All possible (but, I think, pretty marginal). But it also has to have another effect. It doesn’t really matter if you were a test-taker who was going to get a 157 but for the head start and now gets a 158; it doesn’t really matter if you were a test-taker who was going to get a 92 but for the head start and now gets a 93. In both cases, you’d pass or fail regardless, and it’d have no impact on anyone around you.
Instead, assuming this did confer an advantage (again, possible, but pretty marginal), let’s look at the test-taker on the outside. That test-taker got a 143.9, the closest cut score to passing, but failed. She then looks at the test-taker who got a 144.0 and passed, or maybe a couple who did so (or even those who got a much higher or lower scores)—and these are test-takers who got a 62-hour head-start and eked out a higher score because of that advantage. And they specifically leap-frogged the 143.9—that is, their essay scores in particular would have been lower for the 143.9 but for the 62-hour head start, but they received higher scores, which were then scaled higher. Only for those students whose essay scores improved at a higher rate than others, in a way that affected those at or near the cut score, would experience any material change. (Of course, part of this is context: rather than thinking of a 62-hour head start, it might be useful to say that the person spent only ~1300 hours instead of ~1362 hours thinking about irrelevant topics, assuming two months’ preparation for the bar exam….)

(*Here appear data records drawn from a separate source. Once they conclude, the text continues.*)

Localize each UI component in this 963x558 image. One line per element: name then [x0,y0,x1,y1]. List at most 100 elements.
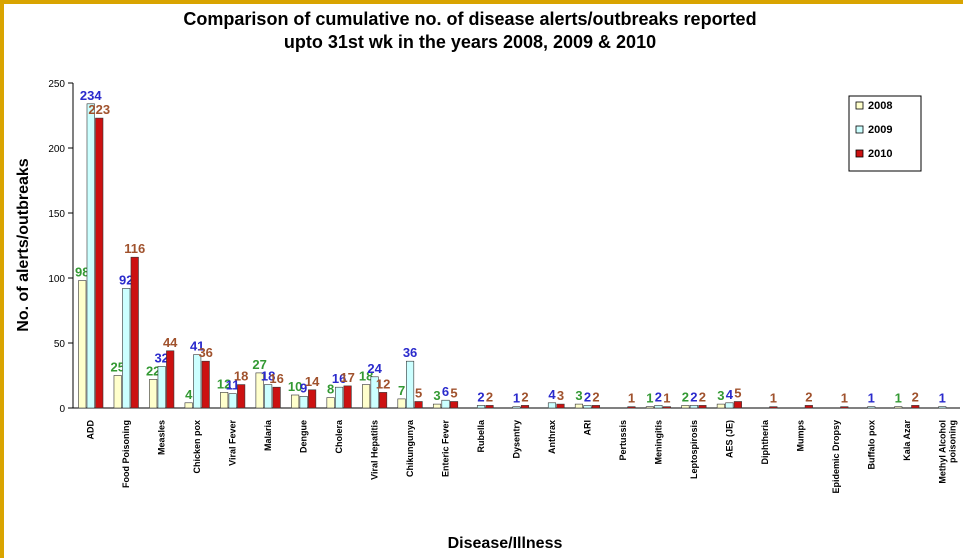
category-label: Dysentry [512,420,522,459]
legend-swatch-2010 [855,149,864,158]
data-label-2009: 2 [477,389,484,404]
bar-2010 [591,405,601,409]
bar-2008 [716,403,725,409]
data-label-2009: 1 [513,391,520,406]
data-label-2009: 11 [226,378,240,393]
y-tick-label: 150 [48,209,65,220]
category-label: Methyl Alcohol [937,420,947,484]
data-label-2009: 4 [726,387,734,402]
bar-2008 [432,403,442,409]
bar-2009 [370,376,379,409]
bar-2009 [583,405,592,409]
y-axis-label: No. of alerts/outbreaks [15,158,32,331]
data-label-2009: 2 [584,389,591,404]
bar-2010 [627,406,636,409]
bar-2008 [113,375,122,409]
category-label: Rubella [476,419,486,453]
bar-2009 [228,393,237,409]
data-label-2008: 3 [575,388,582,403]
data-label-2010: 18 [234,369,248,384]
category-label: Food Poisoning [121,420,131,488]
bar-2010 [911,405,920,409]
data-label-2010: 16 [269,371,283,386]
bar-2009 [867,406,876,409]
category-label: Epidemic Dropsy [831,420,841,494]
legend-swatch-2008 [855,101,864,110]
bar-2010 [485,405,494,409]
data-label-2008: 1 [895,391,902,406]
bar-2009 [547,402,557,409]
bar-2010 [662,406,671,409]
category-label: Chikungunya [405,419,415,477]
category-label: AES (JE) [724,420,734,458]
category-label: Diphtheria [760,419,770,464]
bar-2010 [733,401,742,409]
data-label-2008: 3 [433,388,440,403]
data-label-2008: 2 [682,389,689,404]
bar-2008 [362,384,371,409]
data-label-2009: 41 [190,339,204,354]
legend: 2008 2009 2010 [848,95,922,172]
data-label-2010: 2 [486,389,493,404]
category-label: Kala Azar [902,420,912,461]
bar-2010 [698,405,707,409]
category-label: Leptospirosis [689,420,699,479]
bar-2010 [449,401,459,409]
data-label-2010: 44 [163,335,178,350]
bar-2010 [166,350,175,409]
data-label-2010: 12 [376,376,390,391]
bar-2010 [95,117,104,409]
data-label-2009: 32 [154,350,168,365]
data-label-2009: 1 [868,391,875,406]
data-label-2010: 5 [415,386,422,401]
data-label-2010: 1 [663,391,670,406]
bar-2009 [157,366,166,409]
data-label-2009: 36 [403,345,417,360]
data-label-2009: 2 [690,389,697,404]
bar-2010 [308,389,317,409]
data-label-2009: 18 [261,369,275,384]
legend-label-2009: 2009 [868,124,892,136]
bar-2010 [130,256,139,409]
data-label-2008: 1 [646,391,653,406]
data-label-2010: 3 [557,388,564,403]
category-label: ADD [86,420,96,440]
bar-2009 [512,406,521,409]
bar-2008 [78,280,87,409]
bar-2010 [272,386,281,409]
bar-2010 [343,385,352,409]
data-label-2008: 98 [75,265,89,280]
bar-2008 [149,379,158,409]
y-tick-label: 100 [48,274,65,285]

Realize that a lot of things have to happen for this scenario to occur. It’s narrow, sure. But it’s certainly possible. It’s a reason I say “little, if any” impact—this is the scenario where it could change, but it requires a lot to align.
Undoubtedly, test-takers are understandably worried and anxious about any change in information about the bar exam, or any even potential inequities. Law deans will no doubt use this to highlight the incompetence of the Bar and call for an overhaul, perhaps a temporary reduction of the cut score to account for these inadequacies. (What the right solution is, I don’t know. Whether scoring changes come remains to be seen.)
But for the vast majority of law students, the leak should not affect them at all. I hope this gives a small comfort to the thousands of test-takers ahead of Tuesday’s test—you have worked very hard for many long hours, and it is that that will overwhelmingly determine your performance. Hang in there.
I have been lightly updating this post for clarity.
UPDATE, 7-28: Joan Howarth and Rob Anderson have helpfully pointed out that scores might actually increase. By eliminating some subjects, test-takers can now focus on the MBE all the more, too. If that increases MBE scores on Wednesday, then it lifts essay scores that are scaled to those MBE scores, and the overall pass rate could rise. Again, it may be marginal in these last few hours, but it remains possible.
UPDATE, 7-29: I’ve received some thoughtful emails about impact that the disclose may have that I didn’t consider (or didn’t adequately consider) in this post—the mental impact on subgroups, the effect on accommodated test-takers or non-native English speakers, the number of test-takers who have digitally “shut down” and may not learn of this information, and so on. It’s true that all these could have an impact in a way that wouldn’t be reflected in equating and scaling. And these are things very difficult to identify after the fact. Of course, a death in the family or a virus contracted shortly before the exam could have a similar impact—except, of course, (1) this affects all test-takers, and (2) it’s caused by an error from the bar. I appreciate people carefully thinking through the potential effects.